Construire une ville d’un million d’habitants sur la Lune pourrait mener à l’épuisement des réserves d’eau en un siècle, selon une étude publiée le 14 septembre 2026. Même avec un taux de recyclage comparable à celui de la Station spatiale internationale, l’eau disponible s’avère insuffisante à long terme.
L’ambition d’établir une présence humaine durable sur la Lune se heurte à un défi crucial : la gestion des ressources en eau. Alors que les agences spatiales et les entreprises privées se tournent vers les régions polaires lunaires, une modélisation mathématique récente jette un regard critique sur la viabilité des mégapoles hors de la Terre.
Le défi de l’eau pour un million d’habitants sur la Lune
Les calculs démontrent que même en appliquant un taux de recyclage, l’équivalent de la performance actuelle de la Station spatiale internationale (l’ISS), les réserves s’épuiseraient en une centaine d’années. Si la quantité d’eau disponible s’avérait être trente fois inférieure aux estimations maximales, les ressources s’assécheraient en l’espace de trois à quatre années seulement, selon les données relayées par les chercheurs.
Dans cette perspective, un calcul similaire indique qu’en se fondant sur l’utilisation de l’eau présente sur la Lune, la population maximale capable de survivre de manière durable est estimée à 1000 personnes environ.

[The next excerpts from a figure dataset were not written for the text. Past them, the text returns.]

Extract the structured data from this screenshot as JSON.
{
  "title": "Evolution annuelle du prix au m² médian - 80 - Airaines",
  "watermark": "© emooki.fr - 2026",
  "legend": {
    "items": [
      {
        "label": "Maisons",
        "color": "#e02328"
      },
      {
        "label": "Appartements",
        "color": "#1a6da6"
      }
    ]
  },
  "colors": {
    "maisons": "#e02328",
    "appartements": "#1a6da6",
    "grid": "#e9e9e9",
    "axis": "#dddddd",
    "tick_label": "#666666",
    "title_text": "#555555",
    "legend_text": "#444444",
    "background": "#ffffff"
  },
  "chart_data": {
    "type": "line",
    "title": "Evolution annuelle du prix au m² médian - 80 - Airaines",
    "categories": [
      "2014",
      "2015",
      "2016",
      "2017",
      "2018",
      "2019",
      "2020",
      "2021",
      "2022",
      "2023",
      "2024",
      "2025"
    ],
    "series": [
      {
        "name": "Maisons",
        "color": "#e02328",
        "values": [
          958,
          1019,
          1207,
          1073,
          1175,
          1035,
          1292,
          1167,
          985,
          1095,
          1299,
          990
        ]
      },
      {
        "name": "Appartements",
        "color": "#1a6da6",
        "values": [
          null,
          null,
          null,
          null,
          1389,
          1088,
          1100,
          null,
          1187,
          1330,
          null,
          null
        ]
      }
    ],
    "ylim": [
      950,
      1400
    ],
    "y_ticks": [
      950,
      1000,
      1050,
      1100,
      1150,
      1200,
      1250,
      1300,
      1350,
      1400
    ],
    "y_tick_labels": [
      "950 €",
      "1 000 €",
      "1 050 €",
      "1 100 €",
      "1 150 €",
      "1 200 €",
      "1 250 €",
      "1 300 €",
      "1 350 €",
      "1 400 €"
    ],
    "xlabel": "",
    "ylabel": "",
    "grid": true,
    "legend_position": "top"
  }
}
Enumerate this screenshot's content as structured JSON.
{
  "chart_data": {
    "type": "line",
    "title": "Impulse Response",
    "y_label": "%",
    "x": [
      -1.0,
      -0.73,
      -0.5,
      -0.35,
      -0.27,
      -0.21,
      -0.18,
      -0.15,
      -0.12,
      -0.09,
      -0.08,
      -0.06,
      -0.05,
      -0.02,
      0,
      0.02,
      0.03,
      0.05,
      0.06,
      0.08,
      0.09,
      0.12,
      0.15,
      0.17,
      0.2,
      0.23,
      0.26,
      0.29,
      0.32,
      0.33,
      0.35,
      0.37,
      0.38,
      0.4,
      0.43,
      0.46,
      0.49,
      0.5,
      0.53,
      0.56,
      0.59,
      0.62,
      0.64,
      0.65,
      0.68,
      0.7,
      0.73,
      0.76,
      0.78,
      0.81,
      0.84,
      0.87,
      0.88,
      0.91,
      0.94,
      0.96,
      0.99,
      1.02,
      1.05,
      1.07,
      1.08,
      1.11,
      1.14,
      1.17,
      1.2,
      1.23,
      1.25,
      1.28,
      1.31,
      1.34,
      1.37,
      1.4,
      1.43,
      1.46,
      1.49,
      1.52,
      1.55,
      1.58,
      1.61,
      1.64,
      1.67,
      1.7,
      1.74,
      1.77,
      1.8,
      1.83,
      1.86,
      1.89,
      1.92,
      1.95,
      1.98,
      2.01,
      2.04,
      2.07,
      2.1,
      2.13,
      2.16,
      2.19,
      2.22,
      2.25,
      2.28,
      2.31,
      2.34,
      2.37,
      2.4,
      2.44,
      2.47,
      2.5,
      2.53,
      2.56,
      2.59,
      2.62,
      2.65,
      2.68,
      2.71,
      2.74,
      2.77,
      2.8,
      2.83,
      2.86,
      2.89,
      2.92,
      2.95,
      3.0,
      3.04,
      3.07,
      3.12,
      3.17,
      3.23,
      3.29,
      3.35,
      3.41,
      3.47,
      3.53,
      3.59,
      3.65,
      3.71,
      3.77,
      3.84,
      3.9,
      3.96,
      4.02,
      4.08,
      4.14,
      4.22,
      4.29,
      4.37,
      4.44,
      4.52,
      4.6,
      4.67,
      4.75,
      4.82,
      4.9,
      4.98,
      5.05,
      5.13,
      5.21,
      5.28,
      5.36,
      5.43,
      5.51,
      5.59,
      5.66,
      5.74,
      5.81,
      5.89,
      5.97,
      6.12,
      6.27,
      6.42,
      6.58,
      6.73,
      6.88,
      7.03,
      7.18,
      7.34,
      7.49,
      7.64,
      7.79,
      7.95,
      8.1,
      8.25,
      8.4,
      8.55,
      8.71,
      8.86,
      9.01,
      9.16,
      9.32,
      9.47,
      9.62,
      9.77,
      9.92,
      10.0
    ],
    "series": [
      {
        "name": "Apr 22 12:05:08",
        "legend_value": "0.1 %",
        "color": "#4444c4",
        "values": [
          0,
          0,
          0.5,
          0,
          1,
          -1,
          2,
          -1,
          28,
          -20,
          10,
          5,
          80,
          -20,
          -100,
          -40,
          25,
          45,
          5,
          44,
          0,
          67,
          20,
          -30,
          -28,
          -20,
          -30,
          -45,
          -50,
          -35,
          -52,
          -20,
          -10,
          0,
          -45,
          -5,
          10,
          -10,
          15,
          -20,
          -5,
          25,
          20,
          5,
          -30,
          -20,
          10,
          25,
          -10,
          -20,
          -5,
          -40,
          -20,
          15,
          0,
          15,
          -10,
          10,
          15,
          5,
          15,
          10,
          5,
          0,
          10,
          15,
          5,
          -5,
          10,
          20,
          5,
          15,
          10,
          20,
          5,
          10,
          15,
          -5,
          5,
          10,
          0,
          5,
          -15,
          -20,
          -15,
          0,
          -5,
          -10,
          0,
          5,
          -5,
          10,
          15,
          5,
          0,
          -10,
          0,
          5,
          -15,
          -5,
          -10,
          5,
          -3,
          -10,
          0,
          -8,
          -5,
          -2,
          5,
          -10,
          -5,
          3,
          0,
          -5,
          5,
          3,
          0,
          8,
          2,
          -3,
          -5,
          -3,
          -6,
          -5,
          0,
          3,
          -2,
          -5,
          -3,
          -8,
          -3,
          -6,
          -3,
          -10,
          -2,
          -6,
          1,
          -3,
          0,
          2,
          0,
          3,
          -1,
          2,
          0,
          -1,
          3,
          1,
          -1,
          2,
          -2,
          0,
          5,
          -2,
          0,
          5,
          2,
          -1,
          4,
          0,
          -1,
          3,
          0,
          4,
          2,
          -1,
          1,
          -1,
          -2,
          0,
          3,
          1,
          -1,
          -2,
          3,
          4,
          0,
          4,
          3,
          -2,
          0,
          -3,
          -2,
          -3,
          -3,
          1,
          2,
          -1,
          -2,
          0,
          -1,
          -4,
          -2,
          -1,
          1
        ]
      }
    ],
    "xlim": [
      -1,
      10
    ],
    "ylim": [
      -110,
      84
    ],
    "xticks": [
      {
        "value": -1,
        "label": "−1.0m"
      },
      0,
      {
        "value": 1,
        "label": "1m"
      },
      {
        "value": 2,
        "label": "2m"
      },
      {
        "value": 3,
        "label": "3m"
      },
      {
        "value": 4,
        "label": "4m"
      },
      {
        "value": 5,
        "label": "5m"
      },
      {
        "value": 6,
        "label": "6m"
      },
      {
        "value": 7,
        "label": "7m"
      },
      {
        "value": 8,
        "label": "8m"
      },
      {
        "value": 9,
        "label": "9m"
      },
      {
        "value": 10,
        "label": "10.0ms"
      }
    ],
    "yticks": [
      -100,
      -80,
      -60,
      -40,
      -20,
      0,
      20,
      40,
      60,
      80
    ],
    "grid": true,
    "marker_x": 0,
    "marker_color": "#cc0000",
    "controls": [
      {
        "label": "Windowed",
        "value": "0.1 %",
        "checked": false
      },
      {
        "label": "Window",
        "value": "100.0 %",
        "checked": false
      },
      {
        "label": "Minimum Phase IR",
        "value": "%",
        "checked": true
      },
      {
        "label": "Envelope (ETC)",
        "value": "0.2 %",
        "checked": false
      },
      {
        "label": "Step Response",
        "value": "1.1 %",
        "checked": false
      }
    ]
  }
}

L’approvisionnement énergétique jugé plus accessible
Contrairement aux ressources hydriques, la production d’électricité pour une telle cité ne constituerait pas un obstacle majeur. Les cratères des régions polaires lunaires possèdent des rebords bénéficiant d’un ensoleillement quasi continu, désignés comme des zones de haute illumination.

Selon l’analyse de l’équipe de recherche, l’installation de tours de un kilomètre de hauteur recouvertes de panneaux solaires sur ces cratères permettrait de générer environ 3 gigawatts par structure. Cette capacité électrique suffirait à alimenter non seulement les zones résidentielles, mais également des infrastructures industrielles lourdes, telles que des centres de données dotés d’intelligence artificielle.
La surface lunaire offre par ailleurs des conditions favorables à la fabrication locale de panneaux solaires, la silice constituant une part importante de la composition du régolithe lunaire.
Pistes de solutions et perspectives d’exploration
Pour repousser l’échéance de l’épuisement hydrique, la communauté scientifique envisage plusieurs options techniques. Porter le taux de recyclage de l’eau à un niveau supérieur permettrait théoriquement à une population d’un million de personnes de survivre pendant de longues périodes. L’utilisation de fermes verticales pour réduire la consommation agricole et l’importation d’eau depuis des astéroïdes figurent aussi parmi les pistes évoquées.

Cependant, la solution la plus réaliste réside dans la découverte de gisements souterrains encore inexploités. Les techniques d’observation actuelles ne permettent d’inspecter que les premiers mètres de la surface lunaire, laissant ouverte la possibilité de réserves d’eau considérables enfouies plus profondément dans la croûte sélène.